The Anza Trail served as the foundation for many subsequent transcontinental trails and roads, including Kearny’s trail for the Army of the West, Cooke’s Wagon Road for the Mormon Battalion, and the Butterfield Overland Stage Line. Stage stations and Euro-American settler communities began springing up along these routes in the 1860s. One of these, Stanwix Ranch, was the site of the westernmost skirmish of the Civil War.
What threatens the Great Bend of the Gila?
Regional population growth increases recreational use of public lands. Planning for the protection of irreplaceable natural and cultural landscapes helps ensure these places can be experienced by current and future generations. Specific threats to the region include vandalism and theft of cultural resources spread across the lower Gila. These same resources also face the threat of irreparable damage from target shooting which often manifests as litter from bullet casings and targets. Geoglyphs, cryptobiotic soils, plant, and animal life face threats from off-road vehicles driving unimpeded across the open desert landscape. And although resource extraction is not currently a threat, designation as a NCA would eliminate the potential for this into the future.

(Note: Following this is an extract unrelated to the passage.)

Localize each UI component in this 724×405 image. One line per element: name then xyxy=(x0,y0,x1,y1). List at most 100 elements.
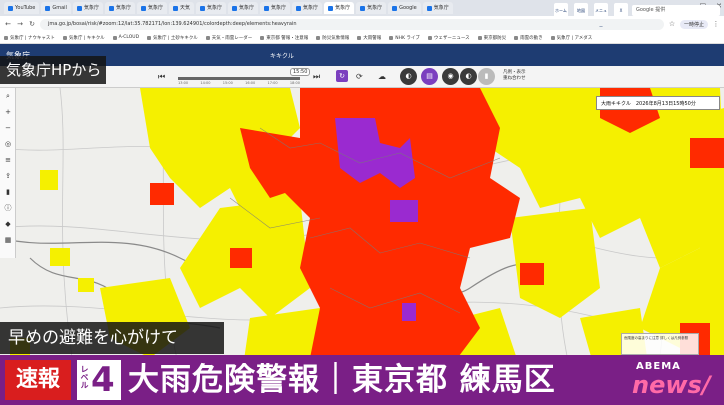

What threatens the region’s plants and animals?
The Sonoran Desert ranks number one in biodiversity among the deserts of the U.S., and this is on full display in the Great Bend of the Gila. Here, one can walk among towering saguaros and ocotillos while carefully weaving around dozens of cholla and cacti species. One must take care not to trample cryptobiotic soils and to give ample space to the dagger-like agave and yucca leaves while admiring the palo verde, ironwood, and mesquite trees.
The area is home to much of the wildlife the Southwest is recognized for, and it serves as a travel corridor for animals traveling from one part of the Sonoran Desert to another. The Great Bend is home to many species of reptile, among them the iconic Gila monster, Sidewinder, rattlesnakes, and horned toads. More than 200 species of birds, including owls and raptors, can be seen flying above the Great Bend. Arachnids such as scorpions and tarantulas and insects such as the giant desert centipede and tarantula hawk all make homes in the area. Mammals in the region include mountain lions, bobcats, mule deer, javelina, coyote, fox, Desert Bighorn sheep and many more not listed here. Some of these species are endangered, such as the Sonoran pronghorn and the Lesser long-nosed bat. Travel corridors and intact habitat are critically important to their survival, but are becoming rarer due to urban development.
What is Wilderness?
Wilderness is the term used for the government’s highest form of land protection—federally designated wilderness. Wilderness designation directs land management agencies to prioritize the natural functioning of the land.
A notable element of Wilderness is the prohibition of motorized and mechanical transport. In addition to protecting land and wildlife from these pressures, this also ensures places and opportunities for quiet human recreation and solitude.
By protecting Wilderness, we are safeguarding for current and future generations the outdoor spaces enjoyed by every American. Wilderness areas are designated by Congress on federal public lands. The Wilderness Act established the National Wilderness Preservation System (NWPS) to include all designated Wilderness areas. The NWPS now includes 111 million acres in hundreds of Wilderness areas.
The proposed Great Bend of the Gila National Monument has two currently existing Wilderness Areas within its boundaries.